Les chasseurs, les loups et la maman dans la Forêt sans nom

Il était une fois, au milieu d’un pays et depuis la nuit des temps, une immense forêt. On appelait cette forêt la forêt sans nom. Elle couvrait un grand nombre de douces collines et de vallées formant entre elles comme un labyrinthe. La forêt sans nom était si grande qu’elle entourait des montagnes et de grands volcans couverts de neige jusqu’en été.  De là venaient presque toutes les rivières du pays : elles sortaient de la forêt sans nom et traversaient les paysages de tous côtés jusqu’à la mer.
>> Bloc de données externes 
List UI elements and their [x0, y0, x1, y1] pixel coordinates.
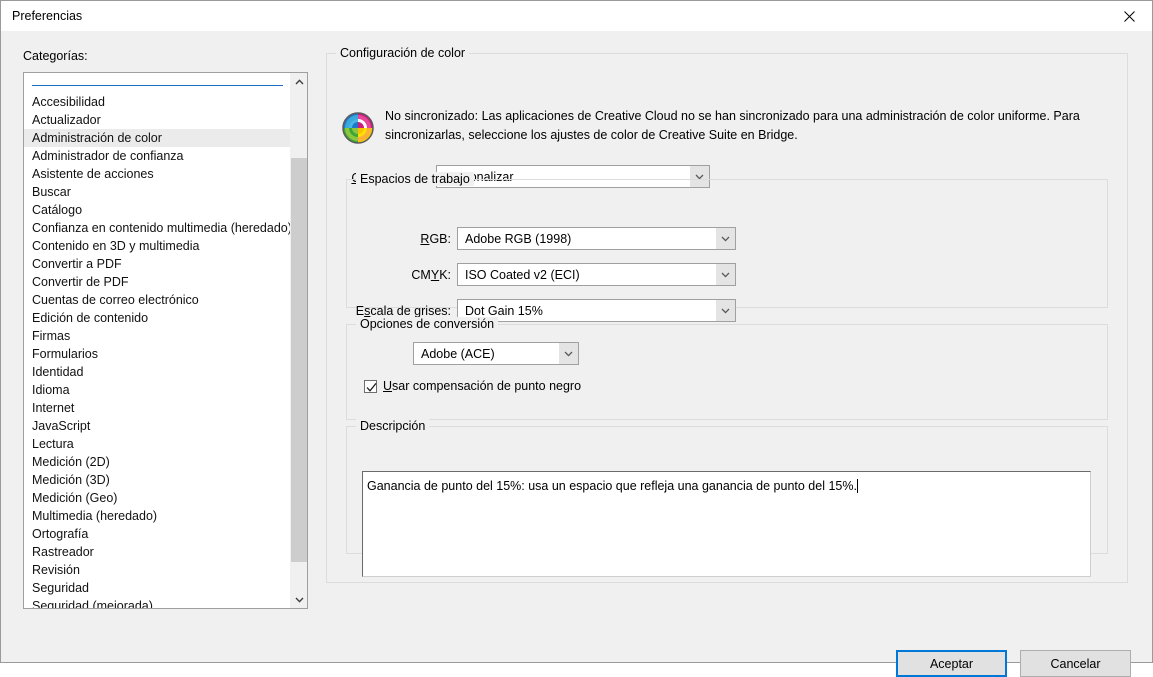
category-list-item[interactable]: Idioma	[24, 381, 291, 399]
chevron-down-icon[interactable]	[716, 228, 735, 249]
category-list-item[interactable]: Asistente de acciones	[24, 165, 291, 183]
cancel-button[interactable]: Cancelar	[1020, 650, 1131, 677]
title-bar: Preferencias	[1, 1, 1152, 31]
category-list-item[interactable]: Convertir a PDF	[24, 255, 291, 273]
category-list-item[interactable]: Edición de contenido	[24, 309, 291, 327]
category-list-item[interactable]: Administración de color	[24, 129, 291, 147]
category-list-item[interactable]: Buscar	[24, 183, 291, 201]
chevron-down-icon[interactable]	[559, 343, 578, 364]
text-caret	[856, 479, 858, 493]
category-list-item[interactable]: Catálogo	[24, 201, 291, 219]
categories-items: Accesibilidad Actualizador Administración …	[24, 93, 291, 608]
list-separator-line	[32, 85, 283, 86]
color-settings-group-title: Configuración de color	[336, 46, 470, 60]
description-text: Ganancia de punto del 15%: usa un espaci…	[367, 479, 858, 493]
rgb-combobox-value: Adobe RGB (1998)	[465, 231, 572, 246]
window-title: Preferencias	[12, 9, 83, 23]
engine-combobox[interactable]: Adobe (ACE)	[413, 342, 579, 365]
chevron-up-icon[interactable]	[291, 73, 307, 90]
category-list-item[interactable]: Seguridad (mejorada)	[24, 597, 291, 608]
categories-list-viewport: Accesibilidad Actualizador Administración …	[24, 73, 291, 608]
categories-listbox[interactable]: Accesibilidad Actualizador Administración …	[23, 72, 308, 609]
category-list-item[interactable]: Accesibilidad	[24, 93, 291, 111]
sync-notice-text: No sincronizado: Las aplicaciones de Cre…	[385, 109, 1080, 142]
category-list-item[interactable]: Medición (3D)	[24, 471, 291, 489]
category-list-item[interactable]: Internet	[24, 399, 291, 417]
chevron-down-icon[interactable]	[716, 264, 735, 285]
chevron-down-icon[interactable]	[716, 300, 735, 321]
close-icon[interactable]	[1106, 1, 1152, 31]
category-list-item[interactable]: JavaScript	[24, 417, 291, 435]
cmyk-combobox-value: ISO Coated v2 (ECI)	[465, 267, 580, 282]
category-list-item[interactable]: Cuentas de correo electrónico	[24, 291, 291, 309]
checkmark-icon	[366, 382, 377, 392]
cmyk-label: CMYK:	[411, 268, 451, 282]
grayscale-combobox[interactable]: Dot Gain 15%	[457, 299, 736, 322]
color-wheel-icon	[341, 111, 375, 145]
conversion-options-group: Opciones de conversión	[346, 317, 1108, 420]
black-point-compensation-checkbox[interactable]: Usar compensación de punto negro	[364, 379, 581, 393]
grayscale-combobox-value: Dot Gain 15%	[465, 303, 543, 318]
category-list-item[interactable]: Seguridad	[24, 579, 291, 597]
categories-label: Categorías:	[23, 49, 88, 63]
category-list-item[interactable]: Administrador de confianza	[24, 147, 291, 165]
category-list-item[interactable]: Rastreador	[24, 543, 291, 561]
grayscale-label: Escala de grises:	[355, 304, 451, 318]
conversion-options-group-title: Opciones de conversión	[356, 317, 499, 331]
category-list-item[interactable]: Confianza en contenido multimedia (hered…	[24, 219, 291, 237]
description-textarea[interactable]: Ganancia de punto del 15%: usa un espaci…	[362, 471, 1091, 577]
scrollbar-thumb[interactable]	[291, 158, 307, 562]
category-list-item[interactable]: Formularios	[24, 345, 291, 363]
category-list-item[interactable]: Actualizador	[24, 111, 291, 129]
category-list-item[interactable]: Convertir de PDF	[24, 273, 291, 291]
category-list-item[interactable]: Ortografía	[24, 525, 291, 543]
rgb-label: RGB:	[420, 232, 451, 246]
category-list-item[interactable]: Medición (Geo)	[24, 489, 291, 507]
dialog-body: Categorías: Accesibilidad Actualizador Adm…	[1, 31, 1152, 677]
category-list-item[interactable]: Medición (2D)	[24, 453, 291, 471]
engine-combobox-value: Adobe (ACE)	[421, 346, 495, 361]
accept-button[interactable]: Aceptar	[896, 650, 1007, 677]
category-list-item[interactable]: Lectura	[24, 435, 291, 453]
rgb-combobox[interactable]: Adobe RGB (1998)	[457, 227, 736, 250]
category-list-item[interactable]: Identidad	[24, 363, 291, 381]
preferences-dialog: Preferencias Categorías: Accesibilidad Ac…	[0, 0, 1153, 677]
checkbox-box[interactable]	[364, 379, 377, 393]
category-list-item[interactable]: Contenido en 3D y multimedia	[24, 237, 291, 255]
description-group-title: Descripción	[356, 419, 430, 433]
category-list-item[interactable]: Revisión	[24, 561, 291, 579]
black-point-compensation-label: Usar compensación de punto negro	[383, 379, 582, 393]
workspaces-group-title: Espacios de trabajo	[356, 172, 474, 186]
cmyk-combobox[interactable]: ISO Coated v2 (ECI)	[457, 263, 736, 286]
category-list-item[interactable]: Multimedia (heredado)	[24, 507, 291, 525]
category-list-item[interactable]: Firmas	[24, 327, 291, 345]
chevron-down-icon[interactable]	[291, 591, 307, 608]
categories-scrollbar[interactable]	[290, 73, 307, 608]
Dans la forêt, vivaient plein de sortes d’oiseaux, de plantes, d’animaux et d’arbres : de très beaux et très grands arbres, mais aussi de plus modestes, néanmoins d’une taille harmonieuse et d’un ombrage parfait. Au pied de ces arbres, à l’automne, s’épanouissaient quantités de champignons : les uns, délicatement parfumés, délicieux à manger en omelette baveuse ou avec du pâté ; mais d’autres, à surtout ne pas cueillir car c’étaient des poisons. En plus des champignons, on trouvait des myrtilles et des fraises des bois, elles aussi d’un goût merveilleux. Sur les pentes boisées ou dans les fossés poussaient également des herbes et des fleurs qui guérissent les maladies si on les cueille au bon moment et si on sait bien les choisir, les mélanger et les préparer. Mais aussi d’autres herbes, à ne pas mettre entre toutes les mains parce que, si elles sont euphorisantes (jusqu’à faire rire et voir, sans dormir, des choses fantastiques qu’on ne voit même pas au cinéma) elles sont dangereuses jusqu’à tuer à petit ou grand feu ceux qui les goûtent.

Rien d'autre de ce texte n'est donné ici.